Mais cette circonstance n’inquiétait pas Maurice.
Sa foi en sa mère était absolue, complète; il était sûr qu’elle pardonnerait quand elle apprendrait la vérité.
Les femmes aimantes, chastes épouses et mères sans reproche, gardent au fond du cœur des trésors d’indulgence pour les entraînements de la passion.
Elles peuvent mépriser et braver les préjugés hypocrites, celles dont la vertu immaculée n’eut jamais besoin des honteuses transactions du monde.
Et d’ailleurs, est-il une mère qui, secrètement, n’excuse la jeune fille qui n’a pu se défendre de l’amour de son fils, à elle, de ce fils que son imagination pare de séductions irrésistibles!…
Toutes ces réflexions avaient traversé l’esprit de Maurice, et plus tranquille sur le sort de Marie-Anne, il ne songea qu’à son père.
Le jour venait… Maurice déclara qu’il allait endosser un déguisement et se rendre à Montaignac.
À ces mots, Mme d’Escorval se détourna, cachant son visage dans les coussins du canapé pour y étouffer ses sanglots.
Elle tremblait pour la vie de son mari, et voici que son fils se précipitait au-devant du danger… Peut-être; avant le coucher de ce soleil qui se levait, n’aurait-elle ni mari ni fils.
Et pourtant elle ne dit pas: «Non, je ne veux pas!» Maurice ne remplissait-il pas un devoir sacré!… Elle l’eût aimé moins, si elle l’eût cru capable d’une lâche hésitation. Elle eût séché ses larmes s’il l’eût fallu, pour lui dire: «Pars!»
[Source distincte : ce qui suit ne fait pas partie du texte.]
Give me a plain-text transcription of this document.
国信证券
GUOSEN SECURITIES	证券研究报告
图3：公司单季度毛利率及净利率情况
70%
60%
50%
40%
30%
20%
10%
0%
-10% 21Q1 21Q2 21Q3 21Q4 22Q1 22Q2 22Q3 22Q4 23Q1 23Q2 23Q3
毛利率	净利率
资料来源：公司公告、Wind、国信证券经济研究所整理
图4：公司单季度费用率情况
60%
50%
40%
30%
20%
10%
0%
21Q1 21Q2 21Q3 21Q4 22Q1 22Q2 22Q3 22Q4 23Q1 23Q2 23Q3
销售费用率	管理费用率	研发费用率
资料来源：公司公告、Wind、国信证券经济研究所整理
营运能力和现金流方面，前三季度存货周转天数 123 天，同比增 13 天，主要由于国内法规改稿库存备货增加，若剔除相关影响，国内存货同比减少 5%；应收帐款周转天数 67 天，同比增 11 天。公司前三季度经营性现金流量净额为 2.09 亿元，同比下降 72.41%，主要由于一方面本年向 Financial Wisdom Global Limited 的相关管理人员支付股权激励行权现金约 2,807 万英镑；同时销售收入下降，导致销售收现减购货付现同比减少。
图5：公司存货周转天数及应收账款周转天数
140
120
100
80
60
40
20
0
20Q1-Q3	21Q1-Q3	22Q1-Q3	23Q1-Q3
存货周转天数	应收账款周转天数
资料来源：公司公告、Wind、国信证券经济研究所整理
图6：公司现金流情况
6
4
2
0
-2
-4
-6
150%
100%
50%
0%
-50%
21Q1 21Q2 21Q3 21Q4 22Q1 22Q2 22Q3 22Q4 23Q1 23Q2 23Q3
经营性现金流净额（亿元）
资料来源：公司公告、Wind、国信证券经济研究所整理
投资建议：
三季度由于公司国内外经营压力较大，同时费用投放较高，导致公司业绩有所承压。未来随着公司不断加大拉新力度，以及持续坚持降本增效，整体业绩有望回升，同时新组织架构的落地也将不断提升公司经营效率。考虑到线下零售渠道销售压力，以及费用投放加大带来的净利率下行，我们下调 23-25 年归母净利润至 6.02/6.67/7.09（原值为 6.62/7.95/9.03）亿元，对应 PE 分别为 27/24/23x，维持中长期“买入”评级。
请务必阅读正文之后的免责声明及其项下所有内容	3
Tout d’ailleurs n’était-il pas préférable aux horreurs de cette incertitude où on se débattait depuis des heures!…
Maurice gagnait déjà la porte pour monter revêtir un travestissement, l’abbé Midon lui fit signe de rester.
– Il faut, en effet, courir à Montaignac, lui dit-il, mais vous déguiser serait une folie. Infailliblement vous seriez reconnu, et indubitablement on vous appliquerait l’axiome que vous savez: «Tu te caches, donc tu es coupable.» Vous devez marcher ouvertement, la tête haute, exagérant l’assurance de l’innocence… Allez droit au duc de Sairmeuse et au marquis de Courtomieu, criez à l’injustice!… Mais je veux vous accompagner, nous irons en voiture à deux chevaux.
Maurice paraissait indécis.
– Suis les conseils de M. le curé, mon fils, dit Mme d’Escorval, il sait mieux que nous ce que nous devons faire.
– J’obéirai, mère!
L’abbé n’avait pas attendu cet assentiment pour courir donner l’ordre d’atteler. Mme d’Escorval sortit pour écrire quelques lignes à une amie dont le mari jouissait d’une certaine influence à Montaignac. Maurice et son amie restèrent seuls.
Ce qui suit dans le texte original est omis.